Il guaio, tuttavia, è che quello dell’energia è solo un sovraccosto del produrre in Italia, uno dei tanti. Accanto all’energia ce ne sono innumerevoli altri: tempi della giustizia, tempi di pagamento della Pubblica Amministrazione, adempimenti burocratici, corruzione, prestiti bancari, tasse sul lavoro, tasse sulle imprese. Per questo, a partire da oggi, «La Stampa» – insieme con la Fondazione «David Hume» – proporrà una serie di dossier sui sovraccosti del produrre in Italia, con l’obiettivo di costruire – alla fine – un super-indice che possa dare un’idea quantitativa di qual è il sovrapprezzo che un’impresa deve pagare per operare in Italia anziché in un altro paese appartenete all’Ocse, l’organizzazione che riunisce le 34 economie più sviluppate del pianeta.
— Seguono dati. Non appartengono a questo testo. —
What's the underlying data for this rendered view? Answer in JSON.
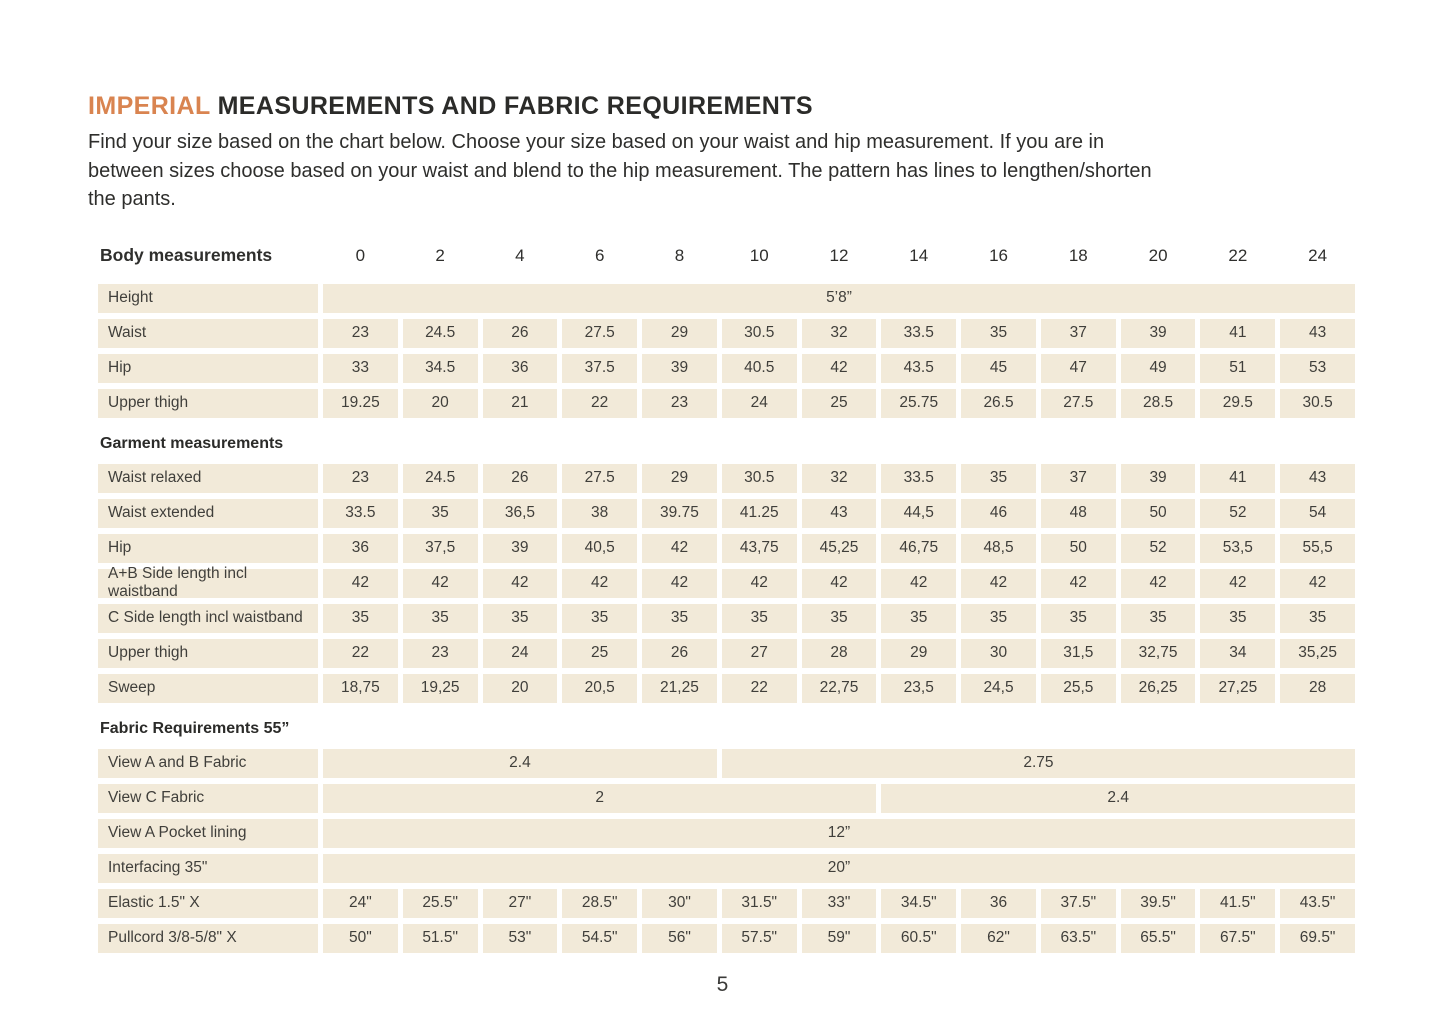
{
  "theme": {
    "accent_color": "#d98450",
    "cell_background": "#f2ead9",
    "text_color": "#2d2d2b"
  },
  "header": {
    "title_highlight": "IMPERIAL",
    "title_rest": "MEASUREMENTS AND FABRIC REQUIREMENTS",
    "intro": "Find your size based on the chart below. Choose your size based on your waist and hip measurement. If you are in\nbetween sizes choose based on your waist and blend to the hip measurement. The pattern has lines to lengthen/shorten\nthe pants."
  },
  "table": {
    "header": {
      "label": "Body measurements",
      "sizes": [
        "0",
        "2",
        "4",
        "6",
        "8",
        "10",
        "12",
        "14",
        "16",
        "18",
        "20",
        "22",
        "24"
      ]
    },
    "groups": [
      {
        "title": "",
        "rows": [
          {
            "label": "Height",
            "spans": [
              {
                "text": "5’8”",
                "cols": 13
              }
            ]
          },
          {
            "label": "Waist",
            "cells": [
              "23",
              "24.5",
              "26",
              "27.5",
              "29",
              "30.5",
              "32",
              "33.5",
              "35",
              "37",
              "39",
              "41",
              "43"
            ]
          },
          {
            "label": "Hip",
            "cells": [
              "33",
              "34.5",
              "36",
              "37.5",
              "39",
              "40.5",
              "42",
              "43.5",
              "45",
              "47",
              "49",
              "51",
              "53"
            ]
          },
          {
            "label": "Upper thigh",
            "cells": [
              "19.25",
              "20",
              "21",
              "22",
              "23",
              "24",
              "25",
              "25.75",
              "26.5",
              "27.5",
              "28.5",
              "29.5",
              "30.5"
            ]
          }
        ]
      },
      {
        "title": "Garment measurements",
        "rows": [
          {
            "label": "Waist relaxed",
            "cells": [
              "23",
              "24.5",
              "26",
              "27.5",
              "29",
              "30.5",
              "32",
              "33.5",
              "35",
              "37",
              "39",
              "41",
              "43"
            ]
          },
          {
            "label": "Waist extended",
            "cells": [
              "33.5",
              "35",
              "36,5",
              "38",
              "39.75",
              "41.25",
              "43",
              "44,5",
              "46",
              "48",
              "50",
              "52",
              "54"
            ]
          },
          {
            "label": "Hip",
            "cells": [
              "36",
              "37,5",
              "39",
              "40,5",
              "42",
              "43,75",
              "45,25",
              "46,75",
              "48,5",
              "50",
              "52",
              "53,5",
              "55,5"
            ]
          },
          {
            "label": "A+B Side length incl waistband",
            "cells": [
              "42",
              "42",
              "42",
              "42",
              "42",
              "42",
              "42",
              "42",
              "42",
              "42",
              "42",
              "42",
              "42"
            ]
          },
          {
            "label": "C Side length incl waistband",
            "cells": [
              "35",
              "35",
              "35",
              "35",
              "35",
              "35",
              "35",
              "35",
              "35",
              "35",
              "35",
              "35",
              "35"
            ]
          },
          {
            "label": "Upper thigh",
            "cells": [
              "22",
              "23",
              "24",
              "25",
              "26",
              "27",
              "28",
              "29",
              "30",
              "31,5",
              "32,75",
              "34",
              "35,25"
            ]
          },
          {
            "label": "Sweep",
            "cells": [
              "18,75",
              "19,25",
              "20",
              "20,5",
              "21,25",
              "22",
              "22,75",
              "23,5",
              "24,5",
              "25,5",
              "26,25",
              "27,25",
              "28"
            ]
          }
        ]
      },
      {
        "title": "Fabric Requirements 55”",
        "rows": [
          {
            "label": "View A  and B Fabric",
            "spans": [
              {
                "text": "2.4",
                "cols": 5
              },
              {
                "text": "2.75",
                "cols": 8
              }
            ]
          },
          {
            "label": "View C Fabric",
            "spans": [
              {
                "text": "2",
                "cols": 7
              },
              {
                "text": "2.4",
                "cols": 6
              }
            ]
          },
          {
            "label": "View A Pocket lining",
            "spans": [
              {
                "text": "12”",
                "cols": 13
              }
            ]
          },
          {
            "label": "Interfacing 35\"",
            "spans": [
              {
                "text": "20”",
                "cols": 13
              }
            ]
          },
          {
            "label": "Elastic  1.5\" X",
            "cells": [
              "24\"",
              "25.5\"",
              "27\"",
              "28.5\"",
              "30\"",
              "31.5\"",
              "33\"",
              "34.5\"",
              "36",
              "37.5\"",
              "39.5\"",
              "41.5\"",
              "43.5\""
            ]
          },
          {
            "label": "Pullcord 3/8-5/8\" X",
            "cells": [
              "50\"",
              "51.5\"",
              "53\"",
              "54.5\"",
              "56\"",
              "57.5\"",
              "59\"",
              "60.5\"",
              "62\"",
              "63.5\"",
              "65.5\"",
              "67.5\"",
              "69.5\""
            ]
          }
        ]
      }
    ]
  },
  "footer": {
    "page_number": "5"
  }
}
Io capisco che, non essendoci un solo euro in cassa e non riuscendo a tagliare né i costi della politica né gli sprechi, i nostri governanti siano affezionati all’idea delle riforme a costo zero. Ma mi permetto di metter loro una pulce nell’orecchio: se vogliamo che la gente torni a trovare lavoro non c’è riforma a costo zero capace di raggiungere l’obiettivo in tempi ragionevoli. Le riforme che costano nulla vanno fatte senz’altro e prima possibile, ma è ingenuo illudersi che possano bastare se non si abbassa – e di molto – il costo del produrre in Italia.